Perkara Piutang, Rumah di Ponorogo Dieksekusi

Sejumlah perabotan rumah Sukardi dikeluarkan (Foto / Metro TV) Sejumlah perabotan rumah Sukardi dikeluarkan (Foto / Metro TV)

PONOROGO : Rumah lantai dua di Desa Polorejo Kecamatan Babadan Ponorogo dieksekusi Pengadilan Negeri (PN) Ponorogo. Sebab, rumah yang sebelumnya milik Sukardi itu, sudah dijual ke Toriman, warga Desa Karangsoko Kecamatan/Kabupaten Trenggalek. Jual beli rumah itu sudah dilakukan sejak tahun 2013. Namun, pembeli belum bisa menempati sehingga melakukan melakukan gugatan perdata di pengadilan.

“Eksekusi ini tindak lanjut gugatan pengosongan yang diajukan tahun 2019 lalu. Penetapan pengadilan negeri Ponorogo bahwa dimenangkan oleh penggugat, dalam hal ini klien kami atau Pak Toriman,” kata Ernawati, ketua tim kuasa hukum Penggugat atau Toriman, Selasa 12 Oktober 2021.

Erna juga mengungkapkan bahwa di tingkat pengadilan tinggi juga dimenangkan oleh kliennya.
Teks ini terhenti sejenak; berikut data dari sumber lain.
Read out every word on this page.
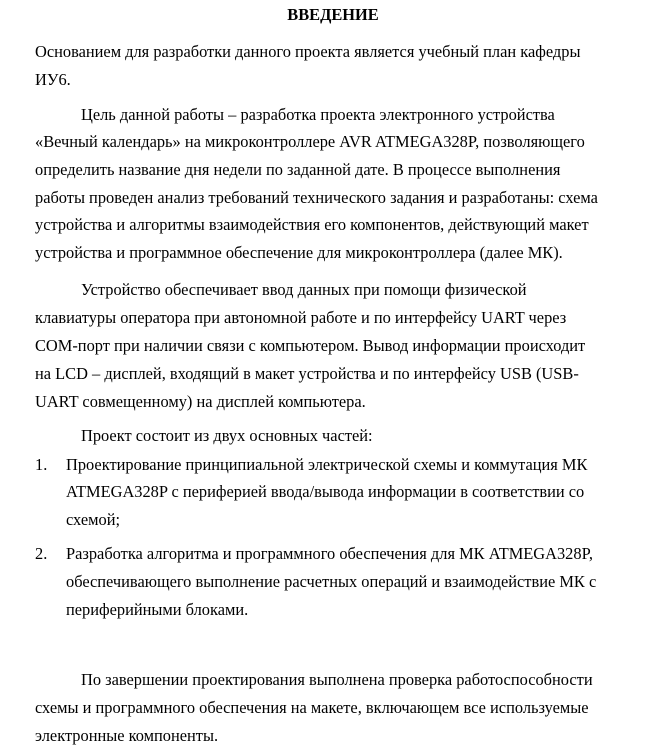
ВВЕДЕНИЕ
Основанием для разработки данного проекта является учебный план кафедры
ИУ6.
Цель данной работы – разработка проекта электронного устройства
«Вечный календарь» на микроконтроллере AVR ATMEGA328P, позволяющего
определить название дня недели по заданной дате. В процессе выполнения
работы проведен анализ требований технического задания и разработаны: схема
устройства и алгоритмы взаимодействия его компонентов, действующий макет
устройства и программное обеспечение для микроконтроллера (далее МК).
Устройство обеспечивает ввод данных при помощи физической
клавиатуры оператора при автономной работе и по интерфейсу UART через
COM-порт при наличии связи с компьютером. Вывод информации происходит
на LCD – дисплей, входящий в макет устройства и по интерфейсу USB (USB-
UART совмещенному) на дисплей компьютера.
Проект состоит из двух основных частей:
1. Проектирование принципиальной электрической схемы и коммутация МК
ATMEGA328P с периферией ввода/вывода информации в соответствии со
схемой;
2. Разработка алгоритма и программного обеспечения для МК ATMEGA328P,
обеспечивающего выполнение расчетных операций и взаимодействие МК с
периферийными блоками.
По завершении проектирования выполнена проверка работоспособности
схемы и программного обеспечения на макете, включающем все используемые
электронные компоненты.
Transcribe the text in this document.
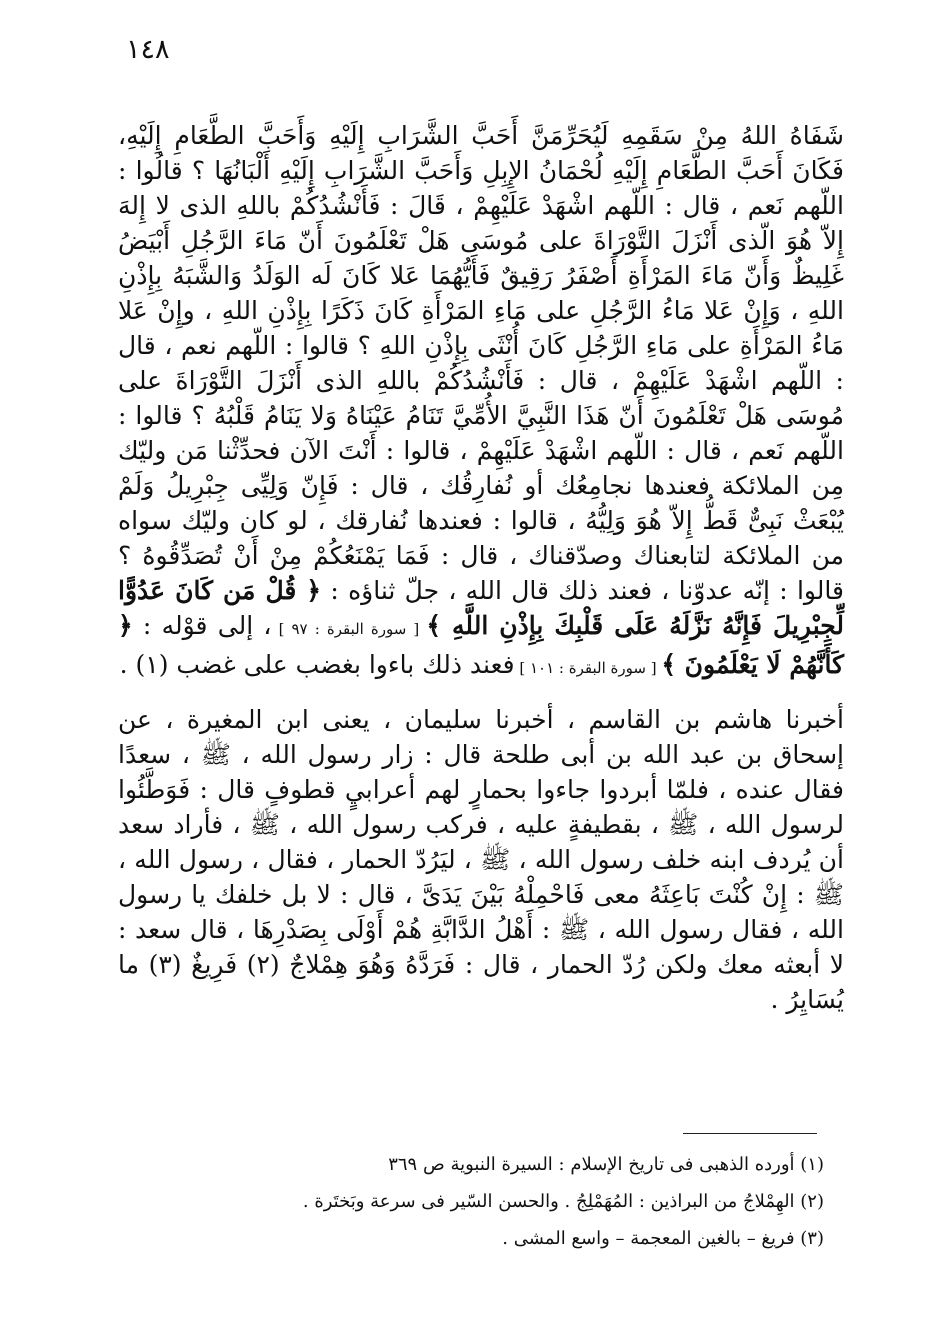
١٤٨

شَفَاهُ اللهُ مِنْ سَقَمِهِ لَيُحَرِّمَنَّ أَحَبَّ الشَّرَابِ إِلَيْهِ وَأَحَبَّ الطَّعَامِ إِلَيْهِ، فَكَانَ أَحَبَّ الطَّعَامِ إِلَيْهِ لُحْمَانُ الإِبِلِ وَأَحَبَّ الشَّرَابِ إِلَيْهِ أَلْبَانُهَا ؟ قالُوا : اللّهم نَعم ، قال : اللّهم اشْهَدْ عَلَيْهِمْ ، قَالَ : فَأَنْشُدُكُمْ باللهِ الذى لا إِلهَ إِلاّ هُوَ الّذى أَنْزَلَ التَّوْرَاةَ على مُوسَى هَلْ تَعْلَمُونَ أَنّ مَاءَ الرَّجُلِ أَبْيَضُ غَلِيظٌ وَأَنّ مَاءَ المَرْأَةِ أَصْفَرُ رَقِيقٌ فَأَيُّهُمَا عَلا كَانَ لَه الوَلَدُ وَالشَّبَهُ بِإِذْنِ اللهِ ، وَإِنْ عَلا مَاءُ الرَّجُلِ على مَاءِ المَرْأَةِ كَانَ ذَكَرًا بِإِذْنِ اللهِ ، وإِنْ عَلا مَاءُ المَرْأَةِ على مَاءِ الرَّجُلِ كَانَ أُنْثَى بِإِذْنِ اللهِ ؟ قالوا : اللّهم نعم ، قال : اللّهم اشْهَدْ عَلَيْهِمْ ، قال : فَأَنْشُدُكُمْ باللهِ الذى أَنْزَلَ التَّوْرَاةَ على مُوسَى هَلْ تَعْلَمُونَ أَنّ هَذَا النَّبِيَّ الأُمِّيَّ تَنَامُ عَيْنَاهُ وَلا يَنَامُ قَلْبُهُ ؟ قالوا : اللّهم نَعم ، قال : اللّهم اشْهَدْ عَلَيْهِمْ ، قالوا : أَنْتَ الآن فحدِّثْنا مَن وليّك مِن الملائكة فعندها نجامِعُك أو نُفارِقُك ، قال : فَإِنّ وَلِيِّى جِبْرِيلُ وَلَمْ يُبْعَثْ نَبِىٌّ قَطُّ إِلاّ هُوَ وَلِيُّهُ ، قالوا : فعندها نُفارقك ، لو كان وليّك سواه من الملائكة لتابعناك وصدّقناك ، قال : فَمَا يَمْنَعُكُمْ مِنْ أَنْ تُصَدِّقُوهُ ؟ قالوا : إنّه عدوّنا ، فعند ذلك قال الله ، جلّ ثناؤه : ﴿ قُلْ مَن كَانَ عَدُوًّا لِّجِبْرِيلَ فَإِنَّهُ نَزَّلَهُ عَلَى قَلْبِكَ بِإِذْنِ اللَّهِ ﴾ [ سورة البقرة : ٩٧ ] ، إلى قوْله : ﴿ كَأَنَّهُمْ لَا يَعْلَمُونَ ﴾ [ سورة البقرة : ١٠١ ] فعند ذلك باءوا بغضب على غضب (١) .

أخبرنا هاشم بن القاسم ، أخبرنا سليمان ، يعنى ابن المغيرة ، عن إسحاق بن عبد الله بن أبى طلحة قال : زار رسول الله ، ﷺ ، سعدًا فقال عنده ، فلمّا أبردوا جاءوا بحمارٍ لهم أعرابيٍ قطوفٍ قال : فَوَطَّئُوا لرسول الله ، ﷺ ، بقطيفةٍ عليه ، فركب رسول الله ، ﷺ ، فأراد سعد أن يُردف ابنه خلف رسول الله ، ﷺ ، ليَرُدّ الحمار ، فقال ، رسول الله ، ﷺ : إِنْ كُنْتَ بَاعِثَهُ معى فَاحْمِلْهُ بَيْنَ يَدَىَّ ، قال : لا بل خلفك يا رسول الله ، فقال رسول الله ، ﷺ : أَهْلُ الدَّابَّةِ هُمْ أَوْلَى بِصَدْرِهَا ، قال سعد : لا أبعثه معك ولكن رُدّ الحمار ، قال : فَرَدَّهُ وَهُوَ هِمْلاجٌ (٢) فَرِيغٌ (٣) ما يُسَايِرُ .

(١) أورده الذهبى فى تاريخ الإسلام : السيرة النبوية ص ٣٦٩
(٢) الهِمْلاجُ من البراذين : المُهَمْلِجُ . والحسن السّير فى سرعة وبَختَرة .
(٣) فريغ – بالغين المعجمة – واسع المشى .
Disana juga dikuatkan gugatan pengosongan. Sebab, kliennya sebagai pembeli objek sengketa sejak tahun 2013 lalu. Tindak lanjut jual beli tanah pekarangan dan bangunan itu, dengan balik nama sertifikat. Namun, dalam kenyataannya, penggugat belum bisa menguasai objek yang dibelinya.

“Hingga sampai tahun 2021 ini masih belum diserahkan. Akhirnya mau gak mau ya dieksekusi,” ungkap pengacara senior di Ponorogo tersebut.
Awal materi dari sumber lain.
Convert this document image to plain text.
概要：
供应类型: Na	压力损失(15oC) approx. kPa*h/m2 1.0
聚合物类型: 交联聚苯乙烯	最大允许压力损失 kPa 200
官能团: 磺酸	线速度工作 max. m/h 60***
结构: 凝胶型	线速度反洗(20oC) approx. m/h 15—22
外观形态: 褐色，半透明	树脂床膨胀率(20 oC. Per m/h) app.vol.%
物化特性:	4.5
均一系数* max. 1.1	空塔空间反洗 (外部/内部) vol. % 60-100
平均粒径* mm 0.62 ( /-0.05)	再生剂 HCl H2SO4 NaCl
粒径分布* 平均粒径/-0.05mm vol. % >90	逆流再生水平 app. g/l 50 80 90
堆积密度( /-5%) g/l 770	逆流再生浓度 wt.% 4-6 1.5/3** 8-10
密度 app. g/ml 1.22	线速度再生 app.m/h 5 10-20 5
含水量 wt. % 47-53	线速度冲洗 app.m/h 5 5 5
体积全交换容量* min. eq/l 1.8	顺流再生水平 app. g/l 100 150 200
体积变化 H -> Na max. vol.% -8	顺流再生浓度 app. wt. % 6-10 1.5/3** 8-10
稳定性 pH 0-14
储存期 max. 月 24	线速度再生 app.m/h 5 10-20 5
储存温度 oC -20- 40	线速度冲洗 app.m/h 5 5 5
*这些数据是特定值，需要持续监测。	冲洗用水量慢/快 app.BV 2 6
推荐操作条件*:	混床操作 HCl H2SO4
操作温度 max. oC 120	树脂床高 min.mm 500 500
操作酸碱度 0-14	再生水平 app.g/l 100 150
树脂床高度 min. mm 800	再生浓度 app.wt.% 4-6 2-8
Baca Juga : Penangkapan Pelaku Curanmor di Tol Japanan Diwarnai Hujan Tembakan

Kliennya, kata Erna selama ini sudah berusaha supaya tergugat atau Sukardi melakukan penyerahan secara baik-baik. Upaya baik itu sudah mulai mediasi fan gugatan. Namun, nyatanya tidak berhasil. Nah ketika sudah ada putusan yang mempunyai kekuatan hukum tetap. Pihak pengadilan juga sudah melakukan aanmaning.
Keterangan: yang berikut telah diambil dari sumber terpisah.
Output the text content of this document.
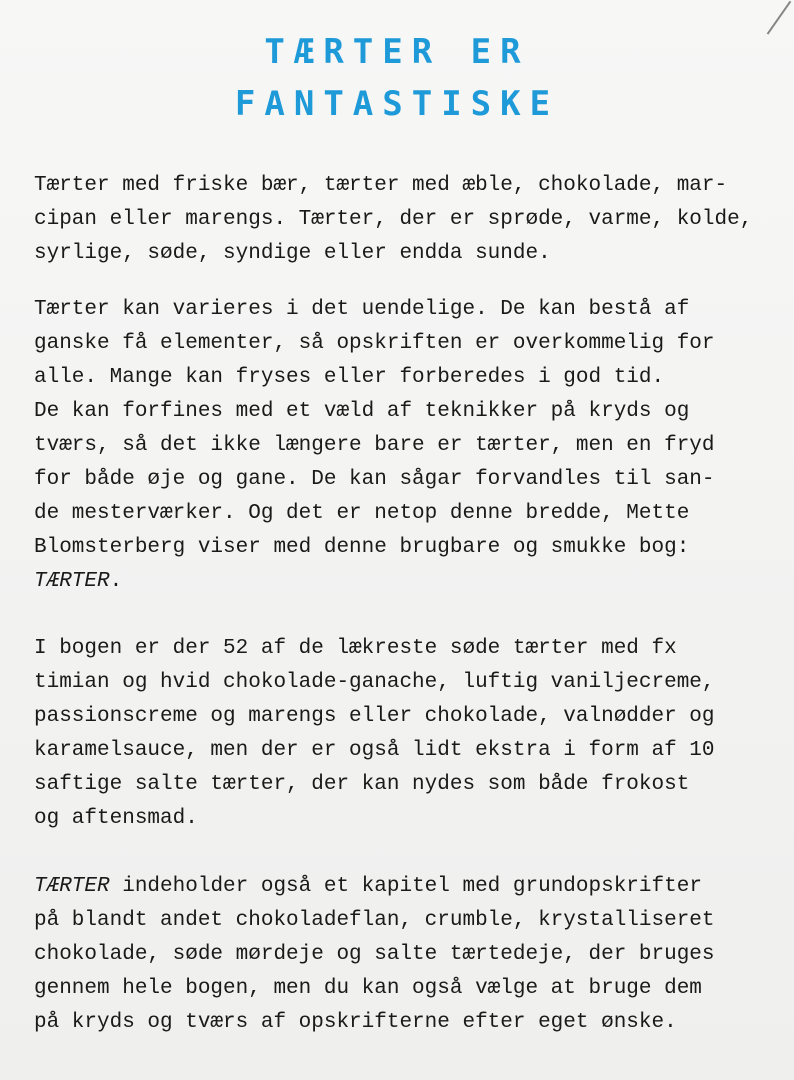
TÆRTER ER
FANTASTISKE

Tærter med friske bær, tærter med æble, chokolade, mar-
cipan eller marengs. Tærter, der er sprøde, varme, kolde,
syrlige, søde, syndige eller endda sunde.

Tærter kan varieres i det uendelige. De kan bestå af
ganske få elementer, så opskriften er overkommelig for
alle. Mange kan fryses eller forberedes i god tid.
De kan forfines med et væld af teknikker på kryds og
tværs, så det ikke længere bare er tærter, men en fryd
for både øje og gane. De kan sågar forvandles til san-
de mesterværker. Og det er netop denne bredde, Mette
Blomsterberg viser med denne brugbare og smukke bog:
TÆRTER.

I bogen er der 52 af de lækreste søde tærter med fx
timian og hvid chokolade-ganache, luftig vaniljecreme,
passionscreme og marengs eller chokolade, valnødder og
karamelsauce, men der er også lidt ekstra i form af 10
saftige salte tærter, der kan nydes som både frokost
og aftensmad.

TÆRTER indeholder også et kapitel med grundopskrifter
på blandt andet chokoladeflan, crumble, krystalliseret
chokolade, søde mørdeje og salte tærtedeje, der bruges
gennem hele bogen, men du kan også vælge at bruge dem
på kryds og tværs af opskrifterne efter eget ønske.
“Jadi upaya-upaya yang baik sudah dilakukan, tetapi tidak berhasil akhirnya ya dilakukan eksekusi,” pungkasnya.

Sementara itu, dari keterangan tergugat atau Sukardi, permasalahan antara dirinya dan Toriman adalah tentang utang piutang. Dia bercerita bahwa waktu itu, Toriman menutup utang dirinya sebanyak Rp 160 juta ke salah satu bank swasta. “Usai menutup utang saya di bank itu, Pak Toriman membawa sertifikat tanah ke Trenggalek,” ungkap Sukardi sambil terbata-bata karena perabotnya mulai dikeluarkan oleh juru sita.

Dia sempat membayar angsuran utangnya itu sebanyak tiga kali. Yakni dengan nominal Rp 2,7 juta sebanyak 2 kali dan terakhir nominal Rp 8 juta. Setelah itu, dirinya dan sang istri disuruh ke kantor notaris di Trenggalek. “Di notaris ditanya-tanya, saat ditanya untuk apa, ya saya jawab untuk tanggungan utang piutang senilai Rp 160 juta,” katanya, dimana belakangan diketahui kalau Sukardi ke notaris itu untuk membuat akta jual beli.

Sukardi mengaku saat berada di notaris itu, pihaknya meminta salinan bahwa dirinya mempunyai utang sebanyak Rp 160 juta, namun tidak dikasih. Di sana juga tidak dibacakan perihal dirinya berada di notaris itu. “Di sana cuma ada istri dan saya dan pihak notaris, sedangkan Pak Toriman juga tidak ada,” ungkapnya.

Belakangan dirinya dilaporkan Pak Toriman ke polisi, bahwa menempati rumah yang tidak izin kepada pemiliknya. Dirinya juga sempat dihukum 5 bulan di penjara. Sukardi memang belum melunasi utangnya yang senilai Rp 160 juta itu. Tentu dengan jaminan sertifikat tanah rumahnya. Padahal rumahnya itu jika dijual bisa laku dikisaran harga Rp 75 juta.

“Ini malah diambil semua. Saya sudah laporkan ke Polres. Saya minta keadilan,” pungkasnya.